Per i giapponesi i romeni devono essere un mistero. Se la visita storica del premier Abe non a portato ad altro che ad un paragone tra le case tradizionali giapponesi e quelle romene viste al Museo del Villaggio di Bucarest, il ritorno intempestivo del ministro della Giustizia dal Giappone si è concluso con uno strano rinvio. Tudorel Toader ha soltanto annunciato che prenderà una decisione sul capo della Direzione Nazionale Antocorruzione…tra una settimana. Per un simile annuncio non valeva la pena di lasciare così all`improviso i suoi anfitrioni giapponesi. Forse pensava chiedere la revoca della Kövesi, ma la contromossa della conferenza stampa del giorno prima ha cambiato i piani dei padroni politici del ministro. C`è già chi chiede in Europa una replica ferma contro la Romania che rilassa la sua legislazione anticorruzione. E Viorica Dăncilă  non sarà certo capace di fare la dama di ferro con i leader europei. Il problema di Liviu Dragnea è che un premier fedelissimo non basta per avere un governo abbastanza combattivo da non temere per il suo futuro. Non tra molto tempo la Giustizia si pronuncerà sull`altro processo contro di lui e una condanna può essergli fatale come politico. Probabilmente è proprio questo il motivo per il quale ha convocato inaspettamente un congresso del partito.

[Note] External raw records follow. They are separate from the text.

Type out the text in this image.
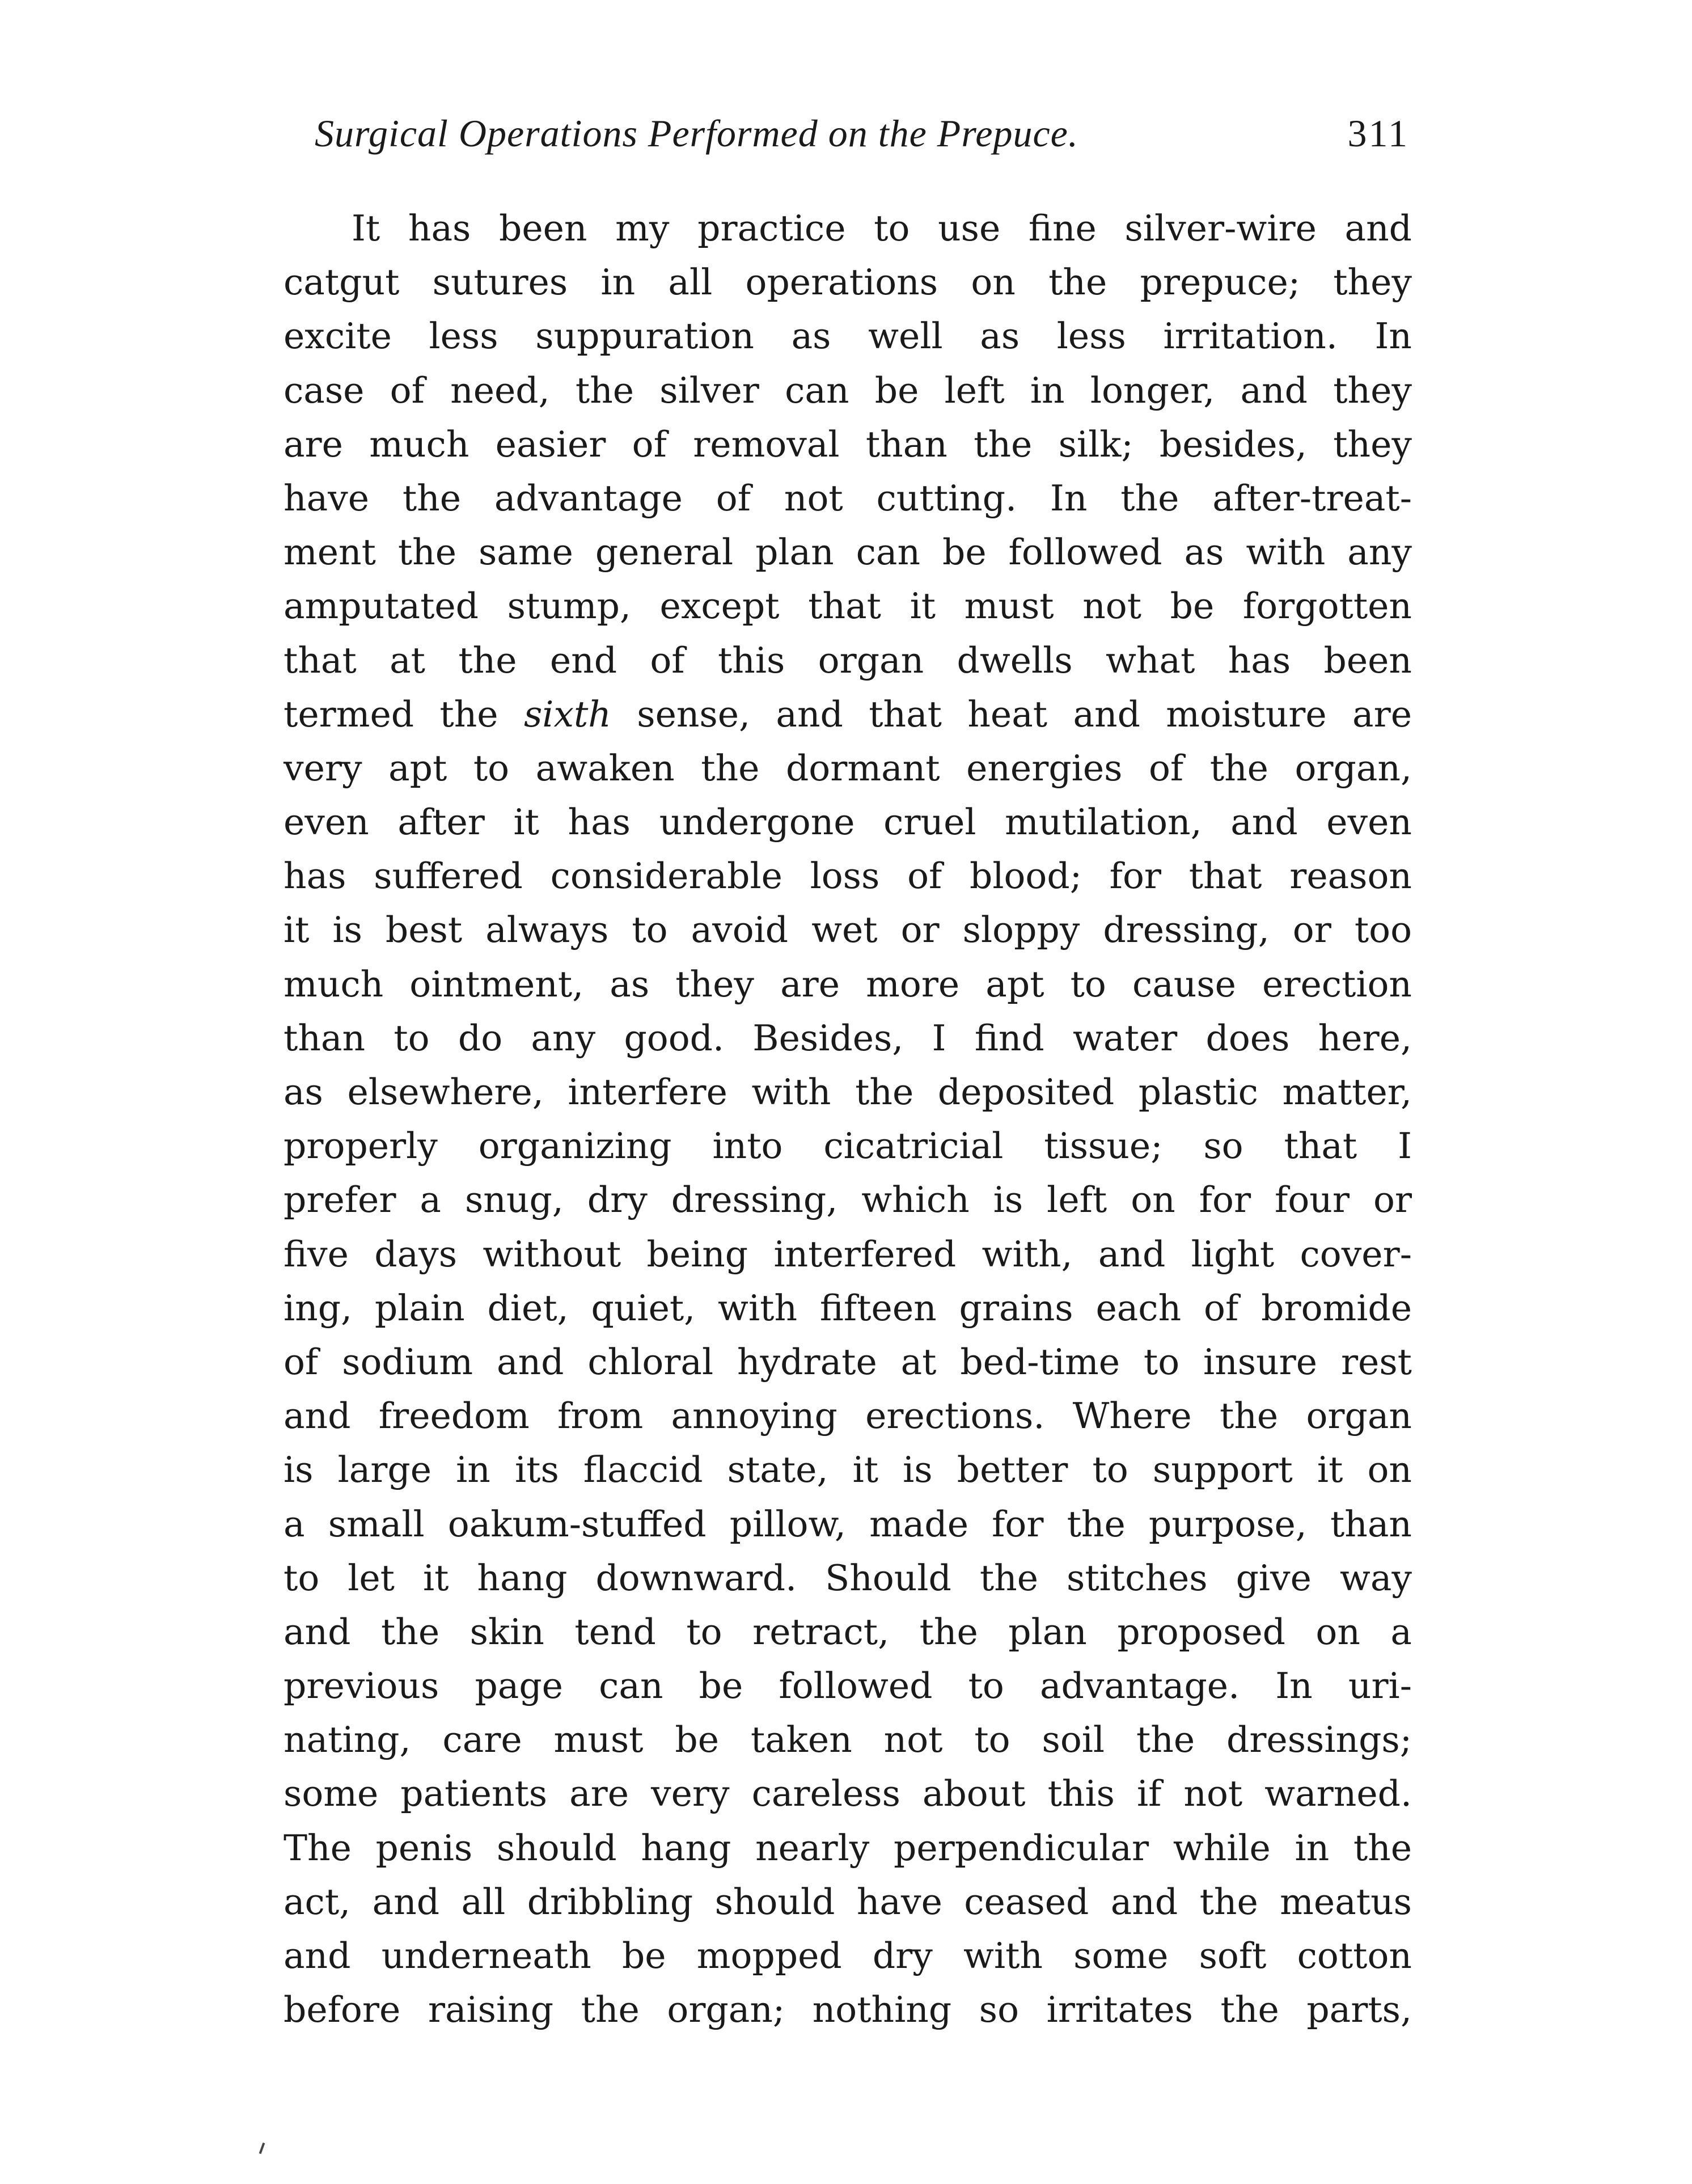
Surgical Operations Performed on the Prepuce.	311
It has been my practice to use fine silver-wire and
catgut sutures in all operations on the prepuce; they
excite less suppuration as well as less irritation. In
case of need, the silver can be left in longer, and they
are much easier of removal than the silk; besides, they
have the advantage of not cutting. In the after-treat-
ment the same general plan can be followed as with any
amputated stump, except that it must not be forgotten
that at the end of this organ dwells what has been
termed the sixth sense, and that heat and moisture are
very apt to awaken the dormant energies of the organ,
even after it has undergone cruel mutilation, and even
has suffered considerable loss of blood; for that reason
it is best always to avoid wet or sloppy dressing, or too
much ointment, as they are more apt to cause erection
than to do any good. Besides, I find water does here,
as elsewhere, interfere with the deposited plastic matter,
properly organizing into cicatricial tissue; so that I
prefer a snug, dry dressing, which is left on for four or
five days without being interfered with, and light cover-
ing, plain diet, quiet, with fifteen grains each of bromide
of sodium and chloral hydrate at bed-time to insure rest
and freedom from annoying erections. Where the organ
is large in its flaccid state, it is better to support it on
a small oakum-stuffed pillow, made for the purpose, than
to let it hang downward. Should the stitches give way
and the skin tend to retract, the plan proposed on a
previous page can be followed to advantage. In uri-
nating, care must be taken not to soil the dressings;
some patients are very careless about this if not warned.
The penis should hang nearly perpendicular while in the
act, and all dribbling should have ceased and the meatus
and underneath be mopped dry with some soft cotton
before raising the organ; nothing so irritates the parts,
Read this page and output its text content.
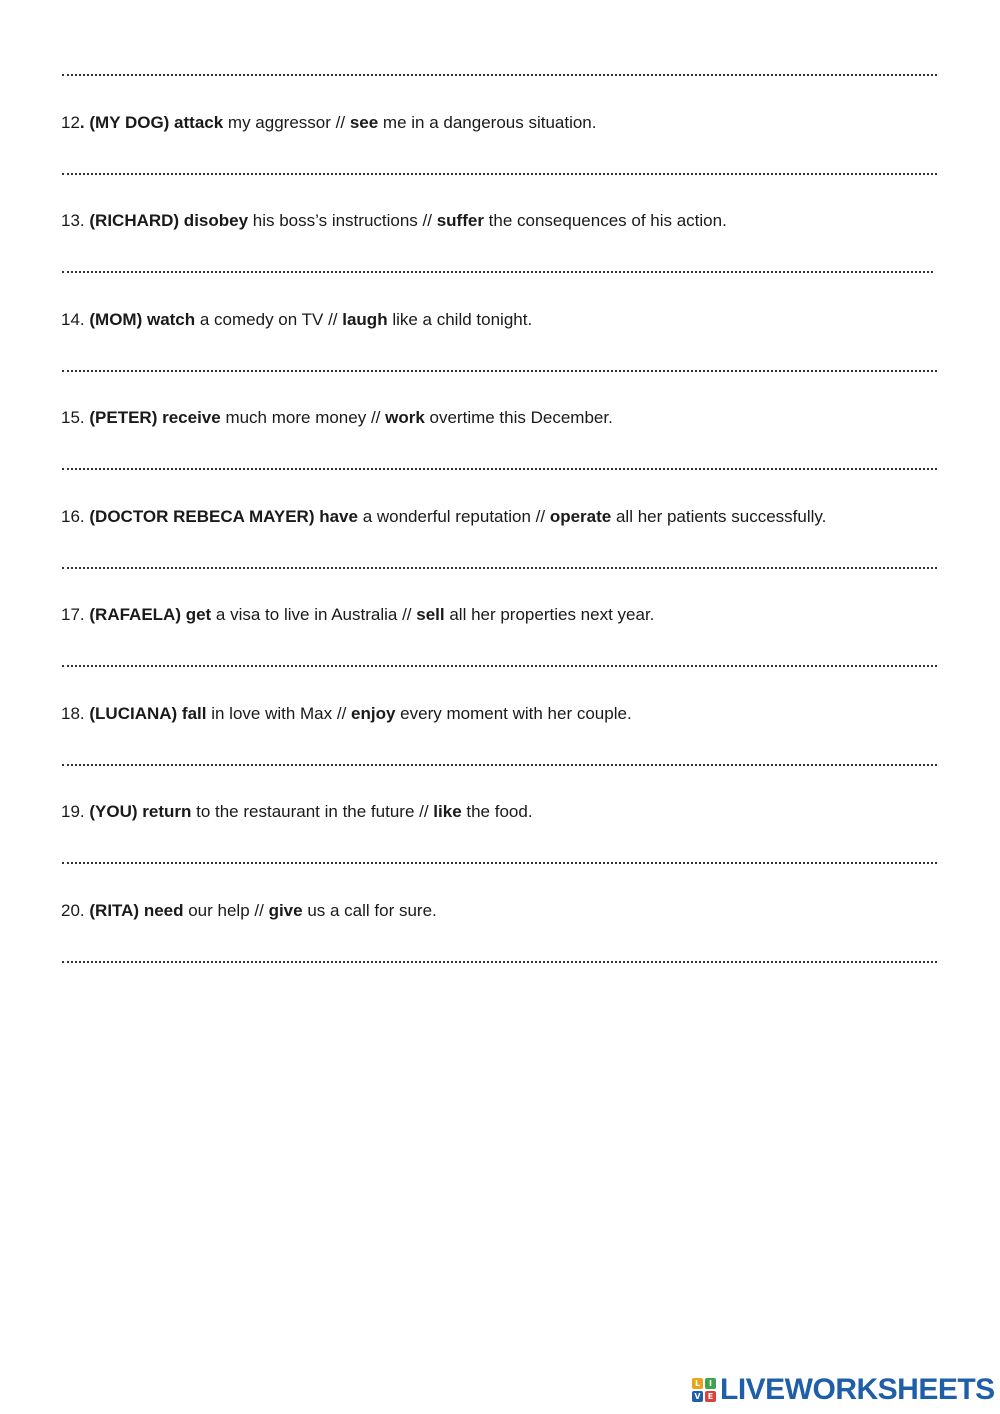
12. (MY DOG) attack my aggressor // see me in a dangerous situation.
13. (RICHARD) disobey his boss’s instructions // suffer the consequences of his action.
14. (MOM) watch a comedy on TV // laugh like a child tonight.
15. (PETER) receive much more money // work overtime this December.
16. (DOCTOR REBECA MAYER) have a wonderful reputation // operate all her patients successfully.
17. (RAFAELA) get a visa to live in Australia // sell all her properties next year.
18. (LUCIANA) fall in love with Max // enjoy every moment with her couple.
19. (YOU) return to the restaurant in the future // like the food.
20. (RITA) need our help // give us a call for sure.
L	I
V E LIVEWORKSHEETS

Ma non saranno i socialdemocratici a fermarlo e neanche a difenderlo. Solo la Giustizia minaccia la sua posizione. Probabilmente solo in seguito il partito si sbarazzerà del suo presidente. Ma sarà troppo tardi, perché con Liviu Dragnea cadrà anche il partito, minacciato già, per colpa del malcontento generato dalla cosidetta riforma fiscale, da una futura grave sconfitta elettorale. Forse è venuto il tempo di voltare pagina per la sinistra romena. E di reinventarsi. Nei panni di un altro partito. Intanto i giapponesi continuano di meravigliarsi della politica romena.